Another lifeguard, a seasonal guard who works with special-needs kids during the year, earned an Award of Merit for talking a reportedly suicidal man down from Inspiration Point in Corona del Mar.
And that story of a man plucked from the billowing smoke of a Corona del Mar residential fire back in September earned firefighter Bryce Anderson a Medal of Valor.
Anderson, Poster said, arrived on the scene and climbed up a "cheesy ladder" he happened upon outside the house to "singlehandedly" carry the man to safety. Police officers Ricardo Adame and John Yim were recognized for their help on the ground.
Poster said Anderson was the first firefighter to win the medal in the department's history, and the first Newport public safety officer to win it since 2009.
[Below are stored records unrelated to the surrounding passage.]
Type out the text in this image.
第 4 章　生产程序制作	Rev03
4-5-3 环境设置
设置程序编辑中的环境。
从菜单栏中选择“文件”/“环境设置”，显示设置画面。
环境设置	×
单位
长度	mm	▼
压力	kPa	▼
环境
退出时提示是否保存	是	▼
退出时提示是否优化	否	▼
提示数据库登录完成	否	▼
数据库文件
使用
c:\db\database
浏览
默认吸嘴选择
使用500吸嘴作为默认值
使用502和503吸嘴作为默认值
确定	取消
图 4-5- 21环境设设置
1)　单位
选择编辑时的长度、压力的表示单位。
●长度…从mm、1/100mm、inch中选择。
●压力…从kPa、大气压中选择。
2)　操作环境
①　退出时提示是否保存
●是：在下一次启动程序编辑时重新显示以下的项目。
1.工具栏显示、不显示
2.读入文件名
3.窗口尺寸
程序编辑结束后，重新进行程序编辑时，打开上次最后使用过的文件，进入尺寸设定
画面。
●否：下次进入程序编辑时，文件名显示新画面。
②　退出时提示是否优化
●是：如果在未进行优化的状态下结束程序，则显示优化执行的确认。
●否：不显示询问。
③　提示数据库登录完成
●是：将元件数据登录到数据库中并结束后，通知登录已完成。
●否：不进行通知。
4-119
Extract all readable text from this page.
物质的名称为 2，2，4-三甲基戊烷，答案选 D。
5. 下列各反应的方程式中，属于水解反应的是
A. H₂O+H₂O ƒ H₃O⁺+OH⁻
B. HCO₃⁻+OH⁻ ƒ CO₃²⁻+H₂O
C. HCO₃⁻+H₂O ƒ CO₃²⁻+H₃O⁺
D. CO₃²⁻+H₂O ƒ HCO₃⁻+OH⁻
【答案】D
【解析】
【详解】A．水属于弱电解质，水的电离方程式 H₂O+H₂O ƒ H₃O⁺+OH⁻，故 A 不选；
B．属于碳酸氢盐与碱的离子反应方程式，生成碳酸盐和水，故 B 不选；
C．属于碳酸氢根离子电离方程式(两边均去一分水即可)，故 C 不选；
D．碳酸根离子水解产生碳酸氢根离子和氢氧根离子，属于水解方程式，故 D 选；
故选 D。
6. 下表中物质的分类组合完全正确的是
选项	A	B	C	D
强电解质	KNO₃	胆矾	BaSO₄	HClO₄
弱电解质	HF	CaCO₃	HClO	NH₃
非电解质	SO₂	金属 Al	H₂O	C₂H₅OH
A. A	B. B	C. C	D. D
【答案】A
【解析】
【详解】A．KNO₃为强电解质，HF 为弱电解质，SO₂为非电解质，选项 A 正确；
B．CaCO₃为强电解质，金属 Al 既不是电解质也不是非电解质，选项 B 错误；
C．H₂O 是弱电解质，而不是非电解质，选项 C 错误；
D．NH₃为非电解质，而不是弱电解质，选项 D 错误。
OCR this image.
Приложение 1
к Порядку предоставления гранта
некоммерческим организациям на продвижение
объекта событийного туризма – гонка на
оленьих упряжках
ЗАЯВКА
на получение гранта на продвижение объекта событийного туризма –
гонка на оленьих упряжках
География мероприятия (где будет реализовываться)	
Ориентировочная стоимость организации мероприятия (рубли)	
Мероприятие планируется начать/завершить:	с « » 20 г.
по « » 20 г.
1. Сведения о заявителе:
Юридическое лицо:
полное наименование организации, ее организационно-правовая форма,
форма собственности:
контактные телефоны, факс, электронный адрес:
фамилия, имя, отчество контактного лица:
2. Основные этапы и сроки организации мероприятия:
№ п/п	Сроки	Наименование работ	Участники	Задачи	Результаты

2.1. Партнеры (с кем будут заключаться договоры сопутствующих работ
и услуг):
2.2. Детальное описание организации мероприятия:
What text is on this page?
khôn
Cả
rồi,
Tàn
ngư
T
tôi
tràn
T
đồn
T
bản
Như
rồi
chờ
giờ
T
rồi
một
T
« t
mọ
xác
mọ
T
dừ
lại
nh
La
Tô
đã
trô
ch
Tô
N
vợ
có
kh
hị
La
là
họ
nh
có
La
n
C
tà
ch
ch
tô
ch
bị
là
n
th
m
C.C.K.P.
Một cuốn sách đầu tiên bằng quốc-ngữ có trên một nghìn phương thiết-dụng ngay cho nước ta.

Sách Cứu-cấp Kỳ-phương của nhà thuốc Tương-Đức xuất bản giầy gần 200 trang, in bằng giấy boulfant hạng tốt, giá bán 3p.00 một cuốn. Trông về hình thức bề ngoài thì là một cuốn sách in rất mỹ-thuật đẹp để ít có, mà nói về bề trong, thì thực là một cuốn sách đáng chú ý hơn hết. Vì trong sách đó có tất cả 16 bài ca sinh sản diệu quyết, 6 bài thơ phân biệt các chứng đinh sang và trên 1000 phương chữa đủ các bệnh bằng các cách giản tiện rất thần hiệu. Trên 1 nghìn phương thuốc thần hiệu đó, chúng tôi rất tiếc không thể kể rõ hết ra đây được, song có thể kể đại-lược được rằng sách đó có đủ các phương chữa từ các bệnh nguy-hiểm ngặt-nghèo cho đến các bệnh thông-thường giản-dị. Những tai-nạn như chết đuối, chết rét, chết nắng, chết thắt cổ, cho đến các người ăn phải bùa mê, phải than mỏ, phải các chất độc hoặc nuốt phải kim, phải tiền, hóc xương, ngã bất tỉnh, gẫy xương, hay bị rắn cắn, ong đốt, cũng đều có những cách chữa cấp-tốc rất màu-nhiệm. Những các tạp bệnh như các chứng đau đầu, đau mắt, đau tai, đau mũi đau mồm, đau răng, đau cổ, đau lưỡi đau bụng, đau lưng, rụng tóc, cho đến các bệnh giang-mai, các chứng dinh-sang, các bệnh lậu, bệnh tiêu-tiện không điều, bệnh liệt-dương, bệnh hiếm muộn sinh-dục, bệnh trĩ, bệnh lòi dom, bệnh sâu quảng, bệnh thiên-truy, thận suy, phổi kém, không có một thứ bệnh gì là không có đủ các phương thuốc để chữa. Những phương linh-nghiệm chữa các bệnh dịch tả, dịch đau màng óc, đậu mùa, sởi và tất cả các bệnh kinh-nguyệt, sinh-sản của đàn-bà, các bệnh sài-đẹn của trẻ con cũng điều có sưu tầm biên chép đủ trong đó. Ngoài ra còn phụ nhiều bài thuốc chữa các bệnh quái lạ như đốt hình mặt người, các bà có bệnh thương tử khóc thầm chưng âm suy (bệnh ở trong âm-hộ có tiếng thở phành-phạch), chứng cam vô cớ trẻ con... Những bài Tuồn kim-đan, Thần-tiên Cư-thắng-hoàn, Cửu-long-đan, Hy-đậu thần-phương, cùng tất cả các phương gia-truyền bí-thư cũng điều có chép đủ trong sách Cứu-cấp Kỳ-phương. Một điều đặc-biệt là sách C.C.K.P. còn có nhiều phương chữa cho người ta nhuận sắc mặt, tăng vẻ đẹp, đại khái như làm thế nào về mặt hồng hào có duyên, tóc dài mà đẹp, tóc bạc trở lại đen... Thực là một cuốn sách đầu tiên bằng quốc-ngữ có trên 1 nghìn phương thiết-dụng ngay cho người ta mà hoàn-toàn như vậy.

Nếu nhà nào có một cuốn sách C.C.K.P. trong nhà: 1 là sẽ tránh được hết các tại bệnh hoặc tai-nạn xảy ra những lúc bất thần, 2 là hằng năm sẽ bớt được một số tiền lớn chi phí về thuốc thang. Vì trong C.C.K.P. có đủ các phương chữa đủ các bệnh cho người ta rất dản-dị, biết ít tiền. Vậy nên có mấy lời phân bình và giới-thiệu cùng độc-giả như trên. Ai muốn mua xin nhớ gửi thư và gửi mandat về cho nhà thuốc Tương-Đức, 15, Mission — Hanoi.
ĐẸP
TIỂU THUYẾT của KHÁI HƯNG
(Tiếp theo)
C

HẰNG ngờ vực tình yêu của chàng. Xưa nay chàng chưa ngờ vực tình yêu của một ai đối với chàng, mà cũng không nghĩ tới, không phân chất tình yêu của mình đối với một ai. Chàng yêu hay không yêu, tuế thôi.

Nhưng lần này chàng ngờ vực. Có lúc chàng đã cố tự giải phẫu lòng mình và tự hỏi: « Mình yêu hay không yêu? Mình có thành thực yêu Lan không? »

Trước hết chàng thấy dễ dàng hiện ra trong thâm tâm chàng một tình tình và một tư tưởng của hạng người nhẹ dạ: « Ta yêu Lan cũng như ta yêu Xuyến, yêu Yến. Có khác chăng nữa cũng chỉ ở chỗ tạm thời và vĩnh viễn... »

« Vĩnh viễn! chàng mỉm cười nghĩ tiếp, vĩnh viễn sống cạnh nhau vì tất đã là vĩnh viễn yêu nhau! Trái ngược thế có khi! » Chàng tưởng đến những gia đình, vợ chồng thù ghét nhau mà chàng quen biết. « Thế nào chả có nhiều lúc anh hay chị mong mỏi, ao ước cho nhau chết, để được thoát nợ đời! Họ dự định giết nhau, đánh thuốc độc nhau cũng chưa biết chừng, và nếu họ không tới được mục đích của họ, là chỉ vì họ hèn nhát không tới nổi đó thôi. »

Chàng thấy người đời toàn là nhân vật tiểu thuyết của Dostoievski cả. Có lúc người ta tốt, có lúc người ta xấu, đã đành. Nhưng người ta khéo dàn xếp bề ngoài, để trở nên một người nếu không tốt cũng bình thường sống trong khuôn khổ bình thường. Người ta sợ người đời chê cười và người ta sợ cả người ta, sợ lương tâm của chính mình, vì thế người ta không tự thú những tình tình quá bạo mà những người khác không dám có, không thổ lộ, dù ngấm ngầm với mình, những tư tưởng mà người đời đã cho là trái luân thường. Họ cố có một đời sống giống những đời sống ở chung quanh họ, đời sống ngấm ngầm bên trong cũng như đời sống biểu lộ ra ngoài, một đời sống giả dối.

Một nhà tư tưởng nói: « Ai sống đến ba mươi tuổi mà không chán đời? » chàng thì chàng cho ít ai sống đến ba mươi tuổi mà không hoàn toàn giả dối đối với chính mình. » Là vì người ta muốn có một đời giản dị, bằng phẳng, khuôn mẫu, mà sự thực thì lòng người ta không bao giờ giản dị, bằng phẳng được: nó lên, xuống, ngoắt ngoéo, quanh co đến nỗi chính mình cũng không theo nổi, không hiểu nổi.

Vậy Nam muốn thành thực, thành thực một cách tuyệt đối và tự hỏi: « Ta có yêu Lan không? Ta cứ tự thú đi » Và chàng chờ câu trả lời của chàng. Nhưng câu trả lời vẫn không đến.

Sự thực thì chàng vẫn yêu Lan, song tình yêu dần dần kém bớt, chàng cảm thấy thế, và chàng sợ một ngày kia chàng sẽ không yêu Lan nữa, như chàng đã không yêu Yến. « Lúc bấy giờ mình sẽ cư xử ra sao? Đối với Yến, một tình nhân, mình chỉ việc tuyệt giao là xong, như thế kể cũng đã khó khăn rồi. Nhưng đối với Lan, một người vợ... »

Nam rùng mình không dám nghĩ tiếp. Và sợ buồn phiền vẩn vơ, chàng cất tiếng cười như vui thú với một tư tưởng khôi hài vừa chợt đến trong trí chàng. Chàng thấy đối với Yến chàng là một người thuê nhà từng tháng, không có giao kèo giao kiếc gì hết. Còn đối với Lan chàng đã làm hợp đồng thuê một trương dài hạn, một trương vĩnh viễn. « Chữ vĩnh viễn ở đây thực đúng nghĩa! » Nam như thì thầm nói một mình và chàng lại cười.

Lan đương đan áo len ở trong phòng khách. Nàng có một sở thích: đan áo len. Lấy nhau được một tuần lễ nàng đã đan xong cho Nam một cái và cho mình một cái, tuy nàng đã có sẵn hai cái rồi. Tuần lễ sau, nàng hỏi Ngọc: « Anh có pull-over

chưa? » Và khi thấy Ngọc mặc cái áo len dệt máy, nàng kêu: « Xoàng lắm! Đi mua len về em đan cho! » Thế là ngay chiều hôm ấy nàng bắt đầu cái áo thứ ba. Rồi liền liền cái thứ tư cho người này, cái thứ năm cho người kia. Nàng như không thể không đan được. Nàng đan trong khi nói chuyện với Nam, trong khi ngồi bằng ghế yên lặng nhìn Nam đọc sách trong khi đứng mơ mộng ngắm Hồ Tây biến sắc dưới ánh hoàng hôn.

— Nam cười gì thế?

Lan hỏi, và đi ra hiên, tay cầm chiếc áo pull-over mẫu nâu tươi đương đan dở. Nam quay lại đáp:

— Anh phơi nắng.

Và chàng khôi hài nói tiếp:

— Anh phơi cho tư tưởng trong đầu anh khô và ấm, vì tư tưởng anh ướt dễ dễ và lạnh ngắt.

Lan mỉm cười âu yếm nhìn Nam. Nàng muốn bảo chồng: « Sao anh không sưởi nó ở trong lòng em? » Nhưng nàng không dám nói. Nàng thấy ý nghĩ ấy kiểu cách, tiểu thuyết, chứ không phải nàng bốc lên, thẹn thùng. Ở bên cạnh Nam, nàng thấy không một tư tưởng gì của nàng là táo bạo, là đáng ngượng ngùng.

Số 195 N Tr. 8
"This award isn't given out every year," he said. "This award is given to a hero. And that's Bryce."
Anderson, a veteran of almost four years with the department, said that while you can train endlessly, nothing quite prepares you for the real thing.
"Right at that moment, time kind of stops," he said. "It's always a dynamic situation."
Newport Mayor Keith Curry said the city is proud of those who keep residents safe.
"The awards are representative of the service they provide day in and day out," he said, as the crowd mingled and snacked on the standbys of any good small-screen public servant: doughnuts and coffee.